À l'heure pile, sont arrivés l'interprète, guitare à la main et ses deux accompagnateurs, Philippe Breault à la basse et aux claviers et José Major à la batterie. Elle nous propose, en entrée de jeu, ses propres compositions dont les premières me semblent assez familières, (cou donc, j'la connais-tu cette chanteuse ?) et c'est "pas mal bon" ! S'en suit un court échange sympathique avec le public durant lequel elle nous dit que son premier album avait pour titre "Sous les arbres", comme aujourd'hui, "Jardin Botanique", qu'elle nous surnomme. La musique est juste assez rock et le volume juste correct pour rejoindre tout le public présent et respecter cet environnement champêtre. Une symbiose parfaite entre l'artiste et le lieu. Et rien ne bouge autour et devant nous pour briser le charme. Mais il me semble de plus en plus évident que je la connais cette artiste !

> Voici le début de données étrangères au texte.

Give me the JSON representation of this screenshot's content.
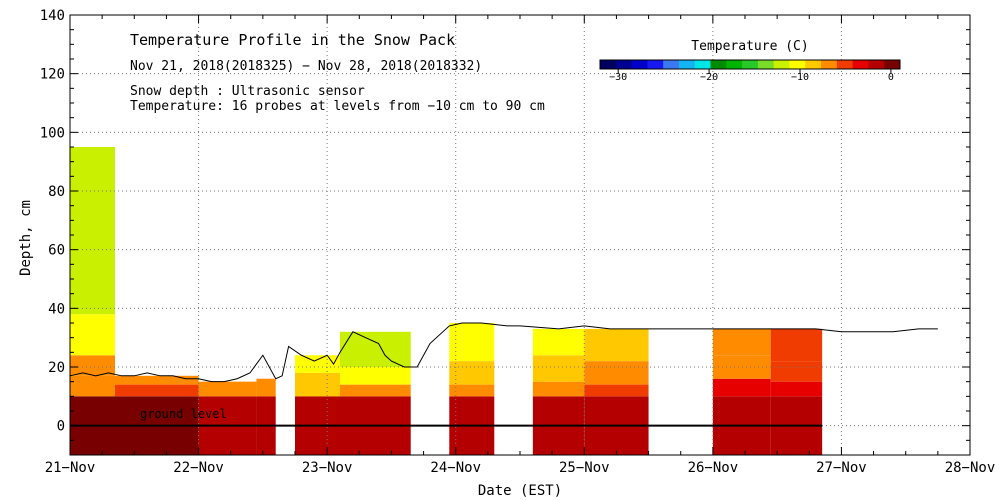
{
  "chart_data": {
    "type": "heatmap",
    "title": "Temperature Profile in the Snow Pack",
    "subtitle": "Nov 21, 2018(2018325) − Nov 28, 2018(2018332)",
    "notes": [
      "Snow depth : Ultrasonic sensor",
      "Temperature: 16 probes at levels from −10 cm to 90 cm"
    ],
    "ground_label": "ground level",
    "xlabel": "Date (EST)",
    "ylabel": "Depth, cm",
    "x_ticks": [
      "21−Nov",
      "22−Nov",
      "23−Nov",
      "24−Nov",
      "25−Nov",
      "26−Nov",
      "27−Nov",
      "28−Nov"
    ],
    "xlim": [
      0,
      7
    ],
    "ylim": [
      -10,
      140
    ],
    "y_ticks": [
      0,
      20,
      40,
      60,
      80,
      100,
      120,
      140
    ],
    "grid": true,
    "colorbar": {
      "label": "Temperature (C)",
      "range": [
        -32,
        1
      ],
      "ticks": [
        -30,
        -20,
        -10,
        0
      ],
      "tick_labels": [
        "−30",
        "−20",
        "−10",
        "0"
      ],
      "colors": [
        "#000060",
        "#000090",
        "#0000c8",
        "#1818f0",
        "#3c78f0",
        "#14b4f0",
        "#00e6e6",
        "#008c00",
        "#00b400",
        "#28c828",
        "#78dc28",
        "#c8f000",
        "#ffff00",
        "#ffc800",
        "#ff8c00",
        "#f03c00",
        "#e60000",
        "#b40000",
        "#780000"
      ]
    },
    "snow_depth": {
      "x": [
        0,
        0.1,
        0.2,
        0.3,
        0.4,
        0.5,
        0.6,
        0.7,
        0.8,
        0.9,
        1.0,
        1.1,
        1.2,
        1.3,
        1.4,
        1.5,
        1.6,
        1.65,
        1.7,
        1.8,
        1.9,
        2.0,
        2.05,
        2.1,
        2.2,
        2.3,
        2.4,
        2.45,
        2.5,
        2.6,
        2.7,
        2.8,
        2.95,
        3.05,
        3.2,
        3.4,
        3.5,
        3.8,
        4.0,
        4.2,
        4.4,
        4.6,
        4.8,
        5.0,
        5.2,
        5.4,
        5.6,
        5.8,
        6.0,
        6.2,
        6.4,
        6.6,
        6.75
      ],
      "depth": [
        17,
        18,
        17,
        18,
        17,
        17,
        18,
        17,
        17,
        16,
        16,
        15,
        15,
        16,
        18,
        24,
        16,
        17,
        27,
        24,
        22,
        24,
        21,
        25,
        32,
        30,
        28,
        24,
        22,
        20,
        20,
        28,
        34,
        35,
        35,
        34,
        34,
        33,
        34,
        33,
        33,
        33,
        33,
        33,
        33,
        33,
        33,
        33,
        32,
        32,
        32,
        33,
        33
      ]
    },
    "series_columns": [
      {
        "x0": 0,
        "x1": 0.35,
        "layers": [
          [
            -10,
            10,
            -0.5
          ],
          [
            10,
            17,
            -7
          ],
          [
            17,
            24,
            -6
          ],
          [
            24,
            38,
            -10
          ],
          [
            38,
            95,
            -12
          ]
        ]
      },
      {
        "x0": 0.35,
        "x1": 1.0,
        "layers": [
          [
            -10,
            10,
            -0.5
          ],
          [
            10,
            14,
            -5
          ],
          [
            14,
            17,
            -7
          ]
        ]
      },
      {
        "x0": 1.0,
        "x1": 1.45,
        "layers": [
          [
            -10,
            10,
            -1
          ],
          [
            10,
            15,
            -6
          ]
        ]
      },
      {
        "x0": 1.45,
        "x1": 1.6,
        "layers": [
          [
            -10,
            10,
            -2
          ],
          [
            10,
            16,
            -7
          ]
        ]
      },
      {
        "x0": 1.75,
        "x1": 2.1,
        "layers": [
          [
            -10,
            10,
            -2
          ],
          [
            10,
            18,
            -8
          ],
          [
            18,
            24,
            -11
          ]
        ]
      },
      {
        "x0": 2.1,
        "x1": 2.65,
        "layers": [
          [
            -10,
            10,
            -2
          ],
          [
            10,
            14,
            -7
          ],
          [
            14,
            20,
            -10
          ],
          [
            20,
            32,
            -12
          ]
        ]
      },
      {
        "x0": 2.95,
        "x1": 3.3,
        "layers": [
          [
            -10,
            10,
            -2
          ],
          [
            10,
            14,
            -6
          ],
          [
            14,
            22,
            -9
          ],
          [
            22,
            35,
            -11
          ]
        ]
      },
      {
        "x0": 3.6,
        "x1": 4.0,
        "layers": [
          [
            -10,
            10,
            -2
          ],
          [
            10,
            15,
            -6
          ],
          [
            15,
            24,
            -8
          ],
          [
            24,
            33,
            -10
          ]
        ]
      },
      {
        "x0": 4.0,
        "x1": 4.5,
        "layers": [
          [
            -10,
            10,
            -2
          ],
          [
            10,
            14,
            -5
          ],
          [
            14,
            22,
            -7
          ],
          [
            22,
            33,
            -9
          ]
        ]
      },
      {
        "x0": 5.0,
        "x1": 5.45,
        "layers": [
          [
            -10,
            10,
            -1
          ],
          [
            10,
            16,
            -4
          ],
          [
            16,
            24,
            -6
          ],
          [
            24,
            33,
            -7
          ]
        ]
      },
      {
        "x0": 5.45,
        "x1": 5.85,
        "layers": [
          [
            -10,
            10,
            -1
          ],
          [
            10,
            15,
            -4
          ],
          [
            15,
            22,
            -5
          ],
          [
            22,
            33,
            -5
          ]
        ]
      }
    ]
  }
}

Elle nous propose aussi une chanson de Clémence Desrochers, fort appréciée par l'ensemble du public et une autre de Léo Ferré dont elle nous indique qu'elle risque de ne plus faire partie de son prochain répertoire de concert. Le tout se termine en toute simplicité suivi par les applaudissements fort justifiés du public. Retour à la maison, mais non sans avoir profité de ce grand jardin " hors de la ville" en pleine ville et d'avoir salué en passant, juste là, un héron au bord d'un étang, point intimidé de tout ce monde qui le regarde et qui le capte en photo.

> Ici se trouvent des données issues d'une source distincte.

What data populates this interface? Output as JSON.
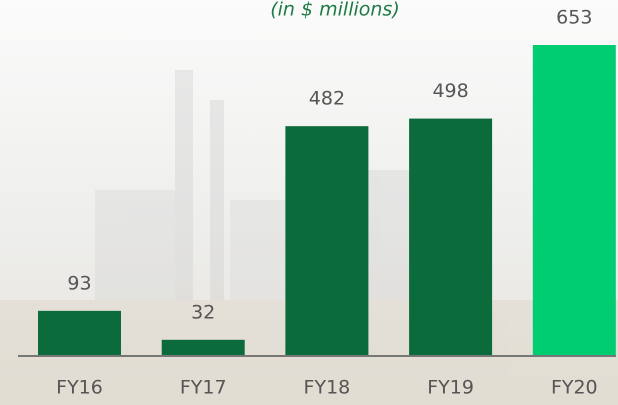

Une fois à la maison, vérifications faites, dans mon iPod, je trouve "Sous mes arbres". Mosus de mémoire !, mais question de ne pas faire une autre fois l'erreur, je me remets à le réécouter en attendant de me procurer son deuxième album. Voilà une belle voix singulière qui a des choses à dire, tout cela au son d'une musique planante.